View in context: https://bugs.webkit.org/attachment.cgi?id=376170&action=review

r=me

> Source/WebKit/ChangeLog:9
> +        When the clients terminates a provisional process (e.g. via the [WKWebView _killWebContentProcessAndResetState]

clients => client

> Source/WebKit/ChangeLog:12
> +        would still think that they are in the middle of a provisional load the next time a load starts. This inconsistent

are => were, starts => started

Comment 5 Chris Dumez 2019-08-13 09:12:19 PDT

Created attachment 376171 [details]
Patch

Comment 6 EWS Watchlist 2019-08-13 09:13:46 PDT

Attachment 376171 [details] did not pass style-queue:


ERROR: Source/WebKit/UIProcess/WebProcessProxy.cpp:1036:  More than one command on the same line  [whitespace/newline] [4]
Total errors found: 1 in 5 files


If any of these errors are false positives, please file a bug against check-webkit-style.

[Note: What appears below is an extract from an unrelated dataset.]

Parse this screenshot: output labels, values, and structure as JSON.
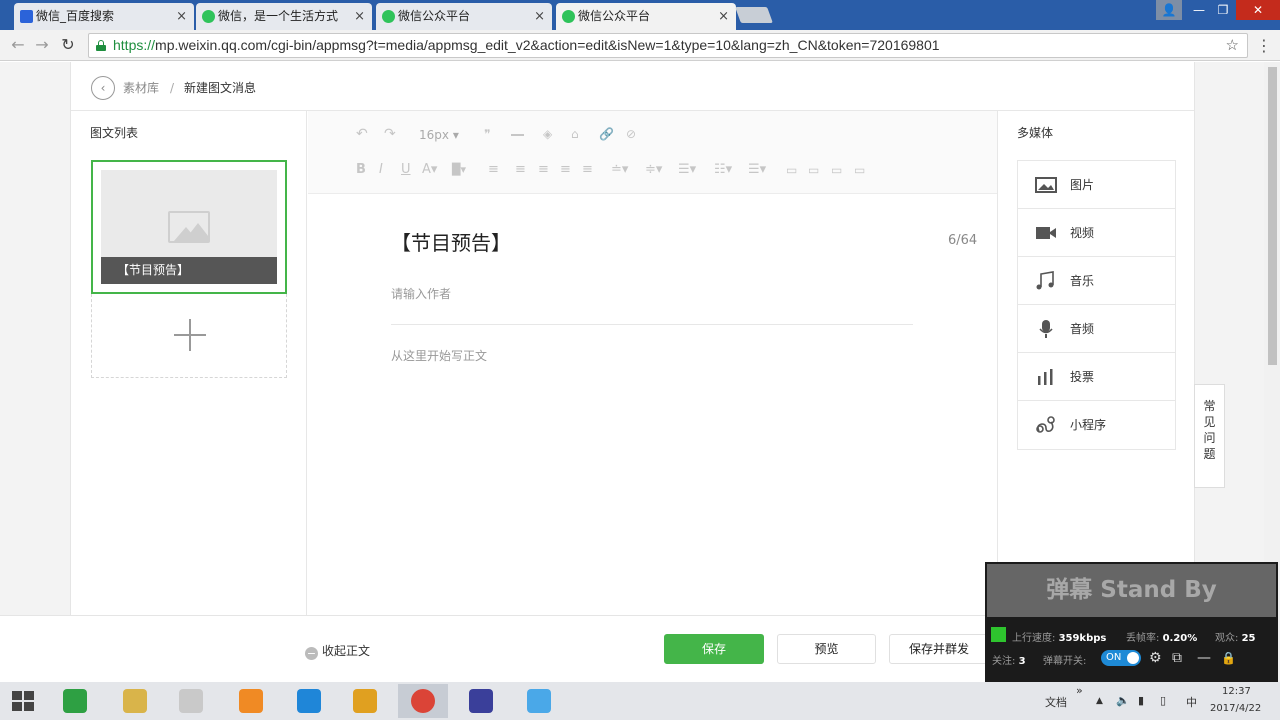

Comment 7 WebKit Commit Bot 2019-08-13 10:12:49 PDT

Comment on attachment 376171 [details]
Patch

Clearing flags on attachment: 376171

Committed r248598: <https://trac.webkit.org/changeset/248598>

Comment 8 WebKit Commit Bot 2019-08-13 10:12:51 PDT

All reviewed patches have been landed.  Closing bug.